Virginia Sen. Mark Warner, in an interview on CNN's "State of the Union," said that he had been briefed earlier Sunday morning and investigators were still unsure if the attacks were "inspired" or "directed" by militants abroad, like ISIS or al Qaeda.
"There is no specific threat against the United States," Warner added.
On Saturday, masked men wearing fake suicide belts used a van to mow down pedestrians
on London Bridge before stabbing people in the nearby Borough Market area.
The attack came about two weeks after a concert bombing
in the northern UK city of Manchester.
Asked why the US has not seen the same kind of repeated incidents the UK has in recent weeks, Warner said he believed the US has better integrated immigrants into society, including Muslim-Americans. But Warner said President Donald Trump could be going against that trend in his response to the attacks.

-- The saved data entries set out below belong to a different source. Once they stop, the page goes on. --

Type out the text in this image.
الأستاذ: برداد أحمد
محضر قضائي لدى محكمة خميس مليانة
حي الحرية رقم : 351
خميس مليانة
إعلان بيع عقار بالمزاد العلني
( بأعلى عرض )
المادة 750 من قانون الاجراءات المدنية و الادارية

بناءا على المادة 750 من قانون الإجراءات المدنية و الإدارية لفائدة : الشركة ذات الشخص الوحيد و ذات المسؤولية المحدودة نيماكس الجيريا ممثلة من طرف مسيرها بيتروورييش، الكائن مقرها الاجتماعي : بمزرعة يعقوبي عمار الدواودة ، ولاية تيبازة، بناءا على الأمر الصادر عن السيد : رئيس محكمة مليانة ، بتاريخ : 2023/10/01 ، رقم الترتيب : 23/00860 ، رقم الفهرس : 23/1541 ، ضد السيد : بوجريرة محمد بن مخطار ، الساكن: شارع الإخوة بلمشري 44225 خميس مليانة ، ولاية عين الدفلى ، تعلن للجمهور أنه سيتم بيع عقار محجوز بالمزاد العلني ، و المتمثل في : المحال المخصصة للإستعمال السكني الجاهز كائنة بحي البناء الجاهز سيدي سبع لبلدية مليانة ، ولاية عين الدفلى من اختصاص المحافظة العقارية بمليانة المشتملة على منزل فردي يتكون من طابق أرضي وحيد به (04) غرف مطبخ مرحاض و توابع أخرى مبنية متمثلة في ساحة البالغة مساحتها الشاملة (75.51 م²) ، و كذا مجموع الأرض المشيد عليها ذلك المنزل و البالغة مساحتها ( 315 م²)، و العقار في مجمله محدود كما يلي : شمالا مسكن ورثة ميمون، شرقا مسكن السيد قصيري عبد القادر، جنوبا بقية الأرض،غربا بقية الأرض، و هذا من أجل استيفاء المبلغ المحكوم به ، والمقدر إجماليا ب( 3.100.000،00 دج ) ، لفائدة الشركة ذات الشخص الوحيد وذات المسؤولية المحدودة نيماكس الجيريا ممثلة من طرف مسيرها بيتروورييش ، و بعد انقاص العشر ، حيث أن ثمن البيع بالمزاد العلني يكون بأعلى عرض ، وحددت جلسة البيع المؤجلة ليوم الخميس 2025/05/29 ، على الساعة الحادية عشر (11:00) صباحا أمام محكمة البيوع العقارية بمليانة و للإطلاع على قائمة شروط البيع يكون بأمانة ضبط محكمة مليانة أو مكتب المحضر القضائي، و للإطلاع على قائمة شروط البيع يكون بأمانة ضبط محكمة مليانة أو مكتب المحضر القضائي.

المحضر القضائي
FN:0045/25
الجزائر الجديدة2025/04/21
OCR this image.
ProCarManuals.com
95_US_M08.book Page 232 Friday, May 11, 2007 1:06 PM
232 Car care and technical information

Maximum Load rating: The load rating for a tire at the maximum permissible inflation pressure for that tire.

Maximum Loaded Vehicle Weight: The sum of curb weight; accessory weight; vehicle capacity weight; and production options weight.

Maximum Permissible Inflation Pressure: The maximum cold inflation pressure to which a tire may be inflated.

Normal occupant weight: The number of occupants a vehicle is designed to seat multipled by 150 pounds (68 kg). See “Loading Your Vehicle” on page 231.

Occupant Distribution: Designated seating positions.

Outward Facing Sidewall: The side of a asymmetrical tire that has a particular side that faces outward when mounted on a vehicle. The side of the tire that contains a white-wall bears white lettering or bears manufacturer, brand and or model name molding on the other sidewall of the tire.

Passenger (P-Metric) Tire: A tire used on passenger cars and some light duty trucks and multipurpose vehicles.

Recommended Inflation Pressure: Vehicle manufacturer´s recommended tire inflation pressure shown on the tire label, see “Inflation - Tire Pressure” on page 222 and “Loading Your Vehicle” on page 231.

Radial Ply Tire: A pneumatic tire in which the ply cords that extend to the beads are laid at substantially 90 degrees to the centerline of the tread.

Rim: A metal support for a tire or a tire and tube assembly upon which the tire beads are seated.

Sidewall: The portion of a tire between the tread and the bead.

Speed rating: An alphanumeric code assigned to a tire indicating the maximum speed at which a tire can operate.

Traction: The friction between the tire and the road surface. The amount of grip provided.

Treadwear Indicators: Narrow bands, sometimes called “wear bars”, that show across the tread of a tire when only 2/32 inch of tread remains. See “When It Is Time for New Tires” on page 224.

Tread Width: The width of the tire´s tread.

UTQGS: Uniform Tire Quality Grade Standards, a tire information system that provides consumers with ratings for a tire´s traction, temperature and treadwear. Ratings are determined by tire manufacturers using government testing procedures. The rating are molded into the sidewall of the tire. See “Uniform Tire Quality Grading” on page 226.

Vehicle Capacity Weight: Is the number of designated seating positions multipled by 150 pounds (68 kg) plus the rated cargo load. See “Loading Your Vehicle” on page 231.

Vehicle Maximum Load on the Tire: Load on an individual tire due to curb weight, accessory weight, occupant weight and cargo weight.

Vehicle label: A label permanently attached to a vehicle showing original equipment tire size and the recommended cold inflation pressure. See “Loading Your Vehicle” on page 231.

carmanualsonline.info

"That's why it troubles me so much to see the type of tweets the President has put out in the last twelve hours or so," Warner said.

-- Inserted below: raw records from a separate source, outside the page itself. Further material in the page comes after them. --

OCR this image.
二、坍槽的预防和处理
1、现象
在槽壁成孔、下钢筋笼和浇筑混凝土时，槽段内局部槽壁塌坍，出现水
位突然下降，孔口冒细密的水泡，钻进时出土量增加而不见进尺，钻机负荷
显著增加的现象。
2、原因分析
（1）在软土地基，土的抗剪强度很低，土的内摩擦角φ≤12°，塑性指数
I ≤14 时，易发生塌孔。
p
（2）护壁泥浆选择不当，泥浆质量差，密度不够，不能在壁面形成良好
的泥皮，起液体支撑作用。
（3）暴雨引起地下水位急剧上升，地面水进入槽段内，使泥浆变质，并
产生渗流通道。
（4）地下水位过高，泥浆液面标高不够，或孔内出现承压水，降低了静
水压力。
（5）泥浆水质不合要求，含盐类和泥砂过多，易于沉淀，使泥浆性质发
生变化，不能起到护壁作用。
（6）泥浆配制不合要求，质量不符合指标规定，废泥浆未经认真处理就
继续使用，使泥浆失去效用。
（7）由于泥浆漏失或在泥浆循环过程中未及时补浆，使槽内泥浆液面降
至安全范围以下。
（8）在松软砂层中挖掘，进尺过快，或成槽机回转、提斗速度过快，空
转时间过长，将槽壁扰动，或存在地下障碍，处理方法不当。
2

Trump reacted to the attack on Twitter, saying the US would do anything it could to help the UK and that people "must stop being politically correct."
He also took a shot at London Mayor Sadiq Khan, writing, "At least 7 dead and 48 wounded in terror attack and Mayor of London says there is 'no reason to be alarmed!'"
In the wake of Saturday evening's attacks, Khan called the attackers
"cowardly terrorists" and said London was safe.
"Londoners will see an increased police presence today and over the course of the next few days -- no reason to be alarmed," Khan said.